LINEE GUIDA
Le strategie di mitigazione e di adattamento ai cambiamenti climatici in ambito urbano non possano più essere un tema accessorio, ma un elemento centrale nella pianificazione e nella gestione delle trasformazioni urbane. In tale contesto, emerge la necessità di promuovere interventi finalizzati a un uso più efficiente delle risorse, a un controllo equilibrato del consumo di suolo e della biodiversità, alla tutela e al rafforzamento dei servizi ecosistemici, nonché alla progressiva riduzione delle emissioni climalteranti. Occorre ripensare all’organizzazione futura delle città, attribuendo particolare rilievo al ruolo dei sistemi urbani e alla loro struttura spaziale.
Alla scala urbana, ciò apre nuove possibilità progettuali che diventano parte integrante del disegno della città, orientando le scelte verso principi ecologici, implementazione dei servizi ecosistemici e criteri di ottimizzazione delle risorse. Nuovi indirizzi progettuali che rappresentano un riferimento centrale nella progettazione urbanistica contemporanea, inserendosi in quel dibattito scientifico attuale che tratta del valore delle infrastrutture verdi e delle politiche di conservazione, sostenibilità e adattamento urbano in cui il concetto tradizionale di area verde viene superato ed evolve in quello più articolato di “infrastruttura verde”, intesa come rete interconnessa di spazi non “strutturati” in grado di creare una trama continua, permeabile e integrata, all’interno dell’ambiente urbano.

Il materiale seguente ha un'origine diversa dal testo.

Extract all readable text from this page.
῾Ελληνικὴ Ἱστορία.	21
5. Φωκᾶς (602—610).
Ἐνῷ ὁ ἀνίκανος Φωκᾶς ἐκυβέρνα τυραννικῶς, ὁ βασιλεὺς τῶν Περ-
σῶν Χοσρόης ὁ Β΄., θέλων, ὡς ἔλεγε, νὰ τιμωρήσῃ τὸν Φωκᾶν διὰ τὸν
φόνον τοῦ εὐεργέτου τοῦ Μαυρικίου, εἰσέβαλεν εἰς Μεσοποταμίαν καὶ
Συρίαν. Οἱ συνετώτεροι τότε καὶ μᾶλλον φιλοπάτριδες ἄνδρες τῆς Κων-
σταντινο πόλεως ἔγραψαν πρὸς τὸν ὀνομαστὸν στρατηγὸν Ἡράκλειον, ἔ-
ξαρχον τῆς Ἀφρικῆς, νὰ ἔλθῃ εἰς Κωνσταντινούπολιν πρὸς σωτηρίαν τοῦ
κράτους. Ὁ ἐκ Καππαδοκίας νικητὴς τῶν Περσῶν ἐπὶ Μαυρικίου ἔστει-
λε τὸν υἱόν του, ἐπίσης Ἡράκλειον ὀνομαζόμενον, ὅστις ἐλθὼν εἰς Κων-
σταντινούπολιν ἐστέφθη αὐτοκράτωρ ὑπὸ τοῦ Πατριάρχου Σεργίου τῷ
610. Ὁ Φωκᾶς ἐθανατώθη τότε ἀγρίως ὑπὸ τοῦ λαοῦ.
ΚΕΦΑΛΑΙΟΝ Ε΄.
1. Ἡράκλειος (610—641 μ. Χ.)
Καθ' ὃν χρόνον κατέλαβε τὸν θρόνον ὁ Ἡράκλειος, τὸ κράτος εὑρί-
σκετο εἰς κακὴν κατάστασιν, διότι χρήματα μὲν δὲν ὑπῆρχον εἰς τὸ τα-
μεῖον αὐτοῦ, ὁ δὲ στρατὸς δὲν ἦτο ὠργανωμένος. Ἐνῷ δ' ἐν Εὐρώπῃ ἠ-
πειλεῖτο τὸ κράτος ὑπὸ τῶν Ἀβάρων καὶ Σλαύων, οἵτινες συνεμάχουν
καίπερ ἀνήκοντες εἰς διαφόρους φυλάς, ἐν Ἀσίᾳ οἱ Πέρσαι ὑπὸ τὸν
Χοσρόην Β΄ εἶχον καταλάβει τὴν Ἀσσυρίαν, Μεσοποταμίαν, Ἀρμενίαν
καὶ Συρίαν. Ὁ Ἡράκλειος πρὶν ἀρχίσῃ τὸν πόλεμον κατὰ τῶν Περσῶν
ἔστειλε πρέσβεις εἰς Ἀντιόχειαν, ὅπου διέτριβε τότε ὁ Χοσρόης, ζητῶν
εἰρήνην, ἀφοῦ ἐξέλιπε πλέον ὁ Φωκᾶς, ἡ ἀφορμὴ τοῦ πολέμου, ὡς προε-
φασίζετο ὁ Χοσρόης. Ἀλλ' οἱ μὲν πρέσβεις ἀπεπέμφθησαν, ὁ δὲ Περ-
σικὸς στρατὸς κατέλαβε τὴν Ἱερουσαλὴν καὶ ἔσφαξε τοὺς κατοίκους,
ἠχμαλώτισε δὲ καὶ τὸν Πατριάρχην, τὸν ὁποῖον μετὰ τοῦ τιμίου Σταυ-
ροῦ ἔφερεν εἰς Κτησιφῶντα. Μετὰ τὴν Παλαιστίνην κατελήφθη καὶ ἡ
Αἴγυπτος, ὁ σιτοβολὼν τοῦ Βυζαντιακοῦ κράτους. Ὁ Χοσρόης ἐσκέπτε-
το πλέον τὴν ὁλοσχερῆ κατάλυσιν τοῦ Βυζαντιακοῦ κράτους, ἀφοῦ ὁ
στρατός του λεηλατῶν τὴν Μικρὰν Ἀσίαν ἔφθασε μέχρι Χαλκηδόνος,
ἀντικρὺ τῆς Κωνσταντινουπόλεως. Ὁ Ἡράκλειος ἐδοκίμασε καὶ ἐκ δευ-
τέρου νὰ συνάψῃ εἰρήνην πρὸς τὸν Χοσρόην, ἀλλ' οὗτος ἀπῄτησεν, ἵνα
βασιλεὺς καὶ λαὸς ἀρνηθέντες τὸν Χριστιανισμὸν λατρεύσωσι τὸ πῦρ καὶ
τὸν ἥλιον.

Progettare in modo efficace l’infrastruttura verde non è di certo un’azione semplice, ma piuttosto una sfida che si snoda attraverso gli adempimenti richiesti dalla normativa di settore e approcci multidisciplinari che affrontano la progettazione green considerandone le varie sfaccettature. Non solo, il PNRR, con un’attenzione particolare verso la transizione ecologica, ha destinato diverse misure di intervento e finanziamenti verso progetti sostenibili di verde urbano, avvalorando, di fatto, il bisogno di una progettazione consapevole che non sia più solo estetica della componente verde. Diventa importante orientarsi verso un approccio spaziale, basato sull’osservazione e sulla conoscenza del contesto in cui si opera, per non incorrere negli errori grossolani che hanno caratterizzato la progettazione in ambito verde durante gli ultimi anni.
Le linee guida, pertanto, vogliono fornire un indirizzo progettuale e di conoscenza efficace per coadiuvare le attività progettuali delle amministrazioni e dei tecnici comunali, nonché per i professionisti, in un processo culturale verso un nuovo approccio alle infrastrutture verdi a medio e lungo termine. Il quadro teorico-metodologico proposto è costituito da un sistema integrato di analisi, princìpi e criteri, elaborati secondo una visione ecosistemica e finalizzati a supportare gli enti istituzionali di pianificazione dell’area metropolitana di Reggio Calabria, in ottemperanza alle leggi regionali di settore ed alla legislazione vigente in materia di verde urbano. L’obiettivo è la redazione di un documento di indirizzo che mira ad un approfondimento sistemico del concetto di rete ecologica, declinato su più livelli di scala, dall’ambito periurbano, all’area urbana consolidata, fino alla dimensione del quartiere.
L’approccio proposto pone al centro la valorizzazione e la conservazione dei servizi ecosistemici e della biodiversità associata al patrimonio verde esistente, considerato una risorsa strategica già consolidata, approfondendo tematiche inerenti alla manutenzione, all’osservazione dei luoghi, alle specie adattabili e pioniere, nonché alla gestione sostenibile delle risorse idriche, con particolare attenzione al contesto mediterraneo caratterizzato da condizioni di semi-aridità.
Quanto proposto è coerente con gli strumenti di pianificazione a scala nazionale, regionale e metropolitana e muove nella direzione della messa in rete di tutti i centri dell’area metropolitana, attraverso interventi che tendano a superare le lacune territoriali, fisiche, sociali e infrastrutturali derivanti dalle analisi della vulnerabilità del contesto.